Emilio Antonio Pazos Flores (born 24 July 1945) is a retired Argentine footballer. Nicknamed "Tito", he played as a defender for Sevilla and Real Murcia throughout the 1970s. He also represented his home country of Argentina internationally for the 1964 Summer Olympics.

==Club career==
Pazos began his senior career by playing for Atlanta in 1966. Despite playing in the entirety of the 1966 season and first half of the 1967 season, he only made six appearances in his entire career for los Bohemios. He was then transferred to play for Deportivo Español in the middle of 1967 where he found more consistent success, making 21 appearances. His successes attracted the attention of Sevilla which would sign him for the 1967–68 season where the club went on dire times following relegation from the top-flight of Spanish football. Despite not appearing as a starting player, he still made a decent amount of appearances to where he contributed to the club achieve its promotion back to La Liga in the 1968–69 season. Despite this, he was loaned out to Granada which was also in La Liga for the 1969–70 season He continued playing for the Nervionenses until the 1971–72 season. In total, he made 149 appearances for the club and scored 10 goals.

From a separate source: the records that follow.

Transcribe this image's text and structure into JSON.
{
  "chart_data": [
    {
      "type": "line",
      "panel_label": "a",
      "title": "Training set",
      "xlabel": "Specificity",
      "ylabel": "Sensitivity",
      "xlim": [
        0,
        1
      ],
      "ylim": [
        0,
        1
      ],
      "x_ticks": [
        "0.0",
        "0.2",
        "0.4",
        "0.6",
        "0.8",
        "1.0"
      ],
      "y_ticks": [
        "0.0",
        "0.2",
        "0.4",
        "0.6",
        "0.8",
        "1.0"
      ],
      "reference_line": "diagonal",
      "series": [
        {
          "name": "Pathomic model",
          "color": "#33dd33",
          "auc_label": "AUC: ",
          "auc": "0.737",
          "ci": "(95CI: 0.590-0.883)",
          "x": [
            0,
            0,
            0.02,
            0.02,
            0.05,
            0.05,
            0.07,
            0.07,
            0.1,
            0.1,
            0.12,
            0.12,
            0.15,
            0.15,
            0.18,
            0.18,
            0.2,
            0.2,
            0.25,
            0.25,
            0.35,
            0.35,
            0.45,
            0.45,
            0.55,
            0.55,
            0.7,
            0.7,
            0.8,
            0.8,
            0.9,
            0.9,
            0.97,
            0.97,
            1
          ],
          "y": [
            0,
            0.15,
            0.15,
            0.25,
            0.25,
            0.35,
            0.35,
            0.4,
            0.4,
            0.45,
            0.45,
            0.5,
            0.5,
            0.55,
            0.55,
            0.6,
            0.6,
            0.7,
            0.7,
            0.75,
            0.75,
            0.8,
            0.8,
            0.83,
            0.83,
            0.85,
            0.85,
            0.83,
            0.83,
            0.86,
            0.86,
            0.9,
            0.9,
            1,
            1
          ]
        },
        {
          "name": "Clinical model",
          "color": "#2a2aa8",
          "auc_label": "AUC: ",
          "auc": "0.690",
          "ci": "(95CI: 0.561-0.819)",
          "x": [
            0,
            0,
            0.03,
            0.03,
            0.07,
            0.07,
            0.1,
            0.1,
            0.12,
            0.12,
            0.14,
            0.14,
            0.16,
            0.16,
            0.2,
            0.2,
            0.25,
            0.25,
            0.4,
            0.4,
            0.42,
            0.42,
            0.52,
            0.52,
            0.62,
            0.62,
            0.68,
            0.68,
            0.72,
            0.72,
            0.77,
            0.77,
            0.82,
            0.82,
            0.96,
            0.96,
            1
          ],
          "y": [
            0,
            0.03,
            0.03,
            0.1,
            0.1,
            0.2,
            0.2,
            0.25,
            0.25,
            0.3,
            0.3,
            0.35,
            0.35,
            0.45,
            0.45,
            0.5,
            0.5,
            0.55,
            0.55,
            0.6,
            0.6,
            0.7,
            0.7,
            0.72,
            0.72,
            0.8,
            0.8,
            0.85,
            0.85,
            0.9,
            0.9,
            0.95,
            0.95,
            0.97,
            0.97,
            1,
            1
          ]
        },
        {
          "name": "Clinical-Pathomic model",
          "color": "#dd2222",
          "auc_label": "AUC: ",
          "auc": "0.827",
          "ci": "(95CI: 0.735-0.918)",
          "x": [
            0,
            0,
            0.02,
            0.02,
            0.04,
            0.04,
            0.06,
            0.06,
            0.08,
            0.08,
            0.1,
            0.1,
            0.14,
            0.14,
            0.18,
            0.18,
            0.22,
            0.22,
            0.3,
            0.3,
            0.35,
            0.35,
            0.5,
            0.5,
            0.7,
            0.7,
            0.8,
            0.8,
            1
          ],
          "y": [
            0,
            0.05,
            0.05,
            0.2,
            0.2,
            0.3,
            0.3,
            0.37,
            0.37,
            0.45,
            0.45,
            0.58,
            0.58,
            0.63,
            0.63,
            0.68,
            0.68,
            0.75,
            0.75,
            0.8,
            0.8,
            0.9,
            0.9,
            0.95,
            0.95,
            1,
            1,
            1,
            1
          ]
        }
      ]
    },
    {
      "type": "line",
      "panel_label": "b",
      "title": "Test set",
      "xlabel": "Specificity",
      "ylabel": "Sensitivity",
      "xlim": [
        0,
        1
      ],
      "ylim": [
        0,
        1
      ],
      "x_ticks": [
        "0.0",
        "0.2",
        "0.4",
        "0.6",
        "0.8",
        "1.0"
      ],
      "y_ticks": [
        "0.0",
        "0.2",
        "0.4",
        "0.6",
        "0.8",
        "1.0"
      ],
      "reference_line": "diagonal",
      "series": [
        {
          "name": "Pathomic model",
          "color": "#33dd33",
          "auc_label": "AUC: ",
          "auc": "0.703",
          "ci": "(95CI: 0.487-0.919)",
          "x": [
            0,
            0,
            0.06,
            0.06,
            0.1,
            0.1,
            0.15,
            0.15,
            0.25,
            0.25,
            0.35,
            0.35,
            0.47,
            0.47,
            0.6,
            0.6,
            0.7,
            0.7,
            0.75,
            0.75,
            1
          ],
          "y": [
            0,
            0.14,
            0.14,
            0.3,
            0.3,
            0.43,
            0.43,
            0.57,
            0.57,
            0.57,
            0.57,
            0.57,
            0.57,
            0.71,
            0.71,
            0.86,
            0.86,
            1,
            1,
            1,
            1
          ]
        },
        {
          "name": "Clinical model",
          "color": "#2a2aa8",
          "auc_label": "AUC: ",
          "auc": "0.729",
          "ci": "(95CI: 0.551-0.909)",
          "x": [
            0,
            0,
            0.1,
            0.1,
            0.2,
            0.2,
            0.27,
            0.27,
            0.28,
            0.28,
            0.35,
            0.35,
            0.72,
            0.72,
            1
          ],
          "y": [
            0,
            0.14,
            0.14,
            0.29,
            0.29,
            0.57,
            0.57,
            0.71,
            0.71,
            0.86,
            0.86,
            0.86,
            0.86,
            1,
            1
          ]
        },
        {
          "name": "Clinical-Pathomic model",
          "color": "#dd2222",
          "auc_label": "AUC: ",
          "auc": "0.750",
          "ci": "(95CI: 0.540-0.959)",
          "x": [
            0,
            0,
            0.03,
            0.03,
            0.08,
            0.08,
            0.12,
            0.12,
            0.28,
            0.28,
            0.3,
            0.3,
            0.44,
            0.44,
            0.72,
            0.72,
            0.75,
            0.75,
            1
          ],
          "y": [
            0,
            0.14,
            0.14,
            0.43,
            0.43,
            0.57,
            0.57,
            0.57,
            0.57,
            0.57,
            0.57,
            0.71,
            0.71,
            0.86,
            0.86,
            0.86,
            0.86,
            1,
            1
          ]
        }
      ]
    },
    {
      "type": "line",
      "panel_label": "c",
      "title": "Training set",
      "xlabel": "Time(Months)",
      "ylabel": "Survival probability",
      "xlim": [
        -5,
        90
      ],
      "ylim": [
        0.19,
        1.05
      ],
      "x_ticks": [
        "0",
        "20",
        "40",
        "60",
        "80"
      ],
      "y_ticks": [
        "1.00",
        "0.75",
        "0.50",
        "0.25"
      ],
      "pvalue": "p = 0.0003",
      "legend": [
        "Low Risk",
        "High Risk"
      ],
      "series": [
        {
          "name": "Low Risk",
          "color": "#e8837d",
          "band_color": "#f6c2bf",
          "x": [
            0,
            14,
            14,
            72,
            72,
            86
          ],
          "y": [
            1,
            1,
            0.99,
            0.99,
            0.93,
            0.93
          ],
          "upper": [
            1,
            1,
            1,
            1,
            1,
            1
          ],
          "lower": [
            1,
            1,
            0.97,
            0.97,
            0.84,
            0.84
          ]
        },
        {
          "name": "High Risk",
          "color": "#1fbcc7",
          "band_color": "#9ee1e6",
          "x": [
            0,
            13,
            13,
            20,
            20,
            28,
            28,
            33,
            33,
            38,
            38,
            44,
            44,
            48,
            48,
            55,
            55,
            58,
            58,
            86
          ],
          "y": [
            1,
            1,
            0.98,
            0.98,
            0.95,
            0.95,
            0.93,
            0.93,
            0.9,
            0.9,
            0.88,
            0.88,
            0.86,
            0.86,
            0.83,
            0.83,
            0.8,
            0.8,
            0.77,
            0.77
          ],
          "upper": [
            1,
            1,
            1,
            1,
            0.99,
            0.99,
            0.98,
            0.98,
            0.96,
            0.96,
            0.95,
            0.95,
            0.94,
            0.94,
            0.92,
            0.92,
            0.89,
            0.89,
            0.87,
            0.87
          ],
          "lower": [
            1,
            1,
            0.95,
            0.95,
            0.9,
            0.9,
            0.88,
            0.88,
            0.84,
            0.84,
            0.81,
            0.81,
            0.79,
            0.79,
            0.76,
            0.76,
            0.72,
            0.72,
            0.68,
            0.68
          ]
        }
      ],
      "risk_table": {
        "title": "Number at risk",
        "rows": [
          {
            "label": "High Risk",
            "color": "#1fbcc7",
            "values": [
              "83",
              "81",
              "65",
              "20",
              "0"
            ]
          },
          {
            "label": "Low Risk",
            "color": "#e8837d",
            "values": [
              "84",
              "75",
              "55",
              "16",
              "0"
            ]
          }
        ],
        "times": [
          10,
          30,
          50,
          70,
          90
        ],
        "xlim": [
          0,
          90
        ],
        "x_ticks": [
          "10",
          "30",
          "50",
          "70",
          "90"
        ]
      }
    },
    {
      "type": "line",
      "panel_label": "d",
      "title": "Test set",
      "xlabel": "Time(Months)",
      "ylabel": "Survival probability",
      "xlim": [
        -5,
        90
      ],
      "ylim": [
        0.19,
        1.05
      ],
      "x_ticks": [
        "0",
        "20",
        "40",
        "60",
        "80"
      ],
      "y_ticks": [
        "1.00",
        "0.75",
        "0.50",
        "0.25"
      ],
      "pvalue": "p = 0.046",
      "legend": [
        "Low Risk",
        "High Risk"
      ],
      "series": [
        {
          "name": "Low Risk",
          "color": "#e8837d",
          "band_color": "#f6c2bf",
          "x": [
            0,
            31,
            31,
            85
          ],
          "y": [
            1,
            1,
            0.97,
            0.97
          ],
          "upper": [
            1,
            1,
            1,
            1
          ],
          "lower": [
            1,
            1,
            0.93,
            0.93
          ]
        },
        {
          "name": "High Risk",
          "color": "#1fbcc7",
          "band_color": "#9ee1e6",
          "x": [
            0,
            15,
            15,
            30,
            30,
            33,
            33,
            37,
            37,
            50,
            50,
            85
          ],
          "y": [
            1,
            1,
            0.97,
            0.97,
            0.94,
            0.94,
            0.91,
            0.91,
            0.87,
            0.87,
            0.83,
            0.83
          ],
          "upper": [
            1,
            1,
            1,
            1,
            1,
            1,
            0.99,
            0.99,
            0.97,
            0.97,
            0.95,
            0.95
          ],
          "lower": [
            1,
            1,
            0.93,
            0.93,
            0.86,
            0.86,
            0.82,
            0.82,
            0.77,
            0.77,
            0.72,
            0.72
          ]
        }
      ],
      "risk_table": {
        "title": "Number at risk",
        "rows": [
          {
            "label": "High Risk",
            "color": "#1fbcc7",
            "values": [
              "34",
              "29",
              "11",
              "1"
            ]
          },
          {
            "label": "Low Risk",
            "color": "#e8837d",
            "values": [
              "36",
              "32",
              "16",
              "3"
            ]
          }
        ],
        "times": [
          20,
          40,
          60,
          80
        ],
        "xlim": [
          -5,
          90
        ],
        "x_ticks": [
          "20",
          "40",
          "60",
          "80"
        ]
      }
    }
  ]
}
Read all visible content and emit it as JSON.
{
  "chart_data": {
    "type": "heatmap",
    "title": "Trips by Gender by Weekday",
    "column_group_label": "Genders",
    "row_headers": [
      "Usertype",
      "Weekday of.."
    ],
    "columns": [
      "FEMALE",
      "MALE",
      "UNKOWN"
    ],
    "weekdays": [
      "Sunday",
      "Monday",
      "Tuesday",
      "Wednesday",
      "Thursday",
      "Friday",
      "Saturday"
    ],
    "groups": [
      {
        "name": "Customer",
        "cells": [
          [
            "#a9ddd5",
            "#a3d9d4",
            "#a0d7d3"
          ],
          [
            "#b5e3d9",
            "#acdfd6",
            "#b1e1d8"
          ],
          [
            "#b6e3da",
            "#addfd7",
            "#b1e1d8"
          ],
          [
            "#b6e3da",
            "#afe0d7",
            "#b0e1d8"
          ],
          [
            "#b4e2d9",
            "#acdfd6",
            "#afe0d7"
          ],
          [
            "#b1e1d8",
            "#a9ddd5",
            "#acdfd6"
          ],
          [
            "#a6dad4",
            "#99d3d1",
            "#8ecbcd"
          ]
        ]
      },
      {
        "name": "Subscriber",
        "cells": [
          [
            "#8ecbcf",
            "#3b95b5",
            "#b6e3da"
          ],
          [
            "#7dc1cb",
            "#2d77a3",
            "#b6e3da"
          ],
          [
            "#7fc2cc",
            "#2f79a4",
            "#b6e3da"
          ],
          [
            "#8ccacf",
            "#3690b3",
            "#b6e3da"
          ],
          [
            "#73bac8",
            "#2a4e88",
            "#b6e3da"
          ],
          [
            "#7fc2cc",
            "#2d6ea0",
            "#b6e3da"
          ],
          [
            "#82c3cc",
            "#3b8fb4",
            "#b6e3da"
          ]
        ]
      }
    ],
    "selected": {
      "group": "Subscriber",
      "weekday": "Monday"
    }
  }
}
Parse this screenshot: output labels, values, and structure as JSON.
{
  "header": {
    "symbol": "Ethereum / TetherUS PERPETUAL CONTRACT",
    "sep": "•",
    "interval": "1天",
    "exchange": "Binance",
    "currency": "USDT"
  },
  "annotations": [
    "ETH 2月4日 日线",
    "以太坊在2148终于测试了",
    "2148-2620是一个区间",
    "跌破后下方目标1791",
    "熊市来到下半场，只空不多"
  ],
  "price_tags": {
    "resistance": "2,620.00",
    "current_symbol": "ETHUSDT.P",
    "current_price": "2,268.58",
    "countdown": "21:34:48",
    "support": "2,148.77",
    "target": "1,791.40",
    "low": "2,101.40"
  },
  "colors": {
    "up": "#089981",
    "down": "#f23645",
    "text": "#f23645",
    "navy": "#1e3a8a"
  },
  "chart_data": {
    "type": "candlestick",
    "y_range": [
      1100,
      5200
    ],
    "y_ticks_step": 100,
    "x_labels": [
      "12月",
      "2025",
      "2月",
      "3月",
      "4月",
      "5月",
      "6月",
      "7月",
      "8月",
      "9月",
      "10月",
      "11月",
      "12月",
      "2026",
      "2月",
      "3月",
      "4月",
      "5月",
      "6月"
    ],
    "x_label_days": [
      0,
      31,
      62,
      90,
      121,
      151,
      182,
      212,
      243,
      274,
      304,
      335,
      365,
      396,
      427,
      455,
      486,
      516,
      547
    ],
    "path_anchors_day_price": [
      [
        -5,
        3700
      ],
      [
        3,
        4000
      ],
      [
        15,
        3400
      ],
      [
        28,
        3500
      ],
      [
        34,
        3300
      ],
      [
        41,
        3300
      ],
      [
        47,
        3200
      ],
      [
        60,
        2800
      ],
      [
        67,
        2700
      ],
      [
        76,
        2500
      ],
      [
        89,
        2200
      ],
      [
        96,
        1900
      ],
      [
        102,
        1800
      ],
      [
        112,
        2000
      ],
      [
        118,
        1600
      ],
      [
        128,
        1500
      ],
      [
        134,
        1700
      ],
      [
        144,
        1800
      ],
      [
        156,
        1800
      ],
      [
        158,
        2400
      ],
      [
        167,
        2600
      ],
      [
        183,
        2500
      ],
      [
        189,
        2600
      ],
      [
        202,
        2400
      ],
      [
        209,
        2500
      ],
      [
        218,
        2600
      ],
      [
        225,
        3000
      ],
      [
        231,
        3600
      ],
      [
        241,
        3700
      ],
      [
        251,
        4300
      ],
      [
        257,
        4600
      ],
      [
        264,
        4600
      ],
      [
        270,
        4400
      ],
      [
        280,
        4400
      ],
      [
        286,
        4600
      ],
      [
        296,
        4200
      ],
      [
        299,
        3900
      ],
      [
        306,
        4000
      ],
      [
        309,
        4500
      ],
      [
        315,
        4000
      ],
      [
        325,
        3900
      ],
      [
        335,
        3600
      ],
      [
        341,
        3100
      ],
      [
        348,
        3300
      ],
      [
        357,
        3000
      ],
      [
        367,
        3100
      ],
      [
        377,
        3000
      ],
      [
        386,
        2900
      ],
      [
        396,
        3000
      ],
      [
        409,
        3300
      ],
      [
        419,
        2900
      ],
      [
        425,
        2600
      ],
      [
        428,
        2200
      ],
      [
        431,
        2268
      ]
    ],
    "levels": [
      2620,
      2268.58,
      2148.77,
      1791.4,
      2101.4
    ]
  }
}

Following this setback, Pazos played for Real Murcia beginning in the 1973–74 season in the 1973–74 La Liga following attracting the attention of club manager Felipe Mesones. Throughout his career with the Pimentoneros, he played in all divisions of Spanish football from La Liga to the Tercera División. He particularly found great success in the 1976–77 season as despite the club being relegated two times consecutively, the team had enough talent to emerge out of the Tercera División and escape the Segunda División B for direct promotion for the 1977–78 Segunda División. He continued until the 1978–79 season where he chose to retire.

==International career==
Pazos represented Argentina for the 1964 Summer Olympics held in Tokyo as a reserve player.

==Personal life==
During his career with Real Murcia, he would meet his wife in Murcia as the two later had a daughter and a son.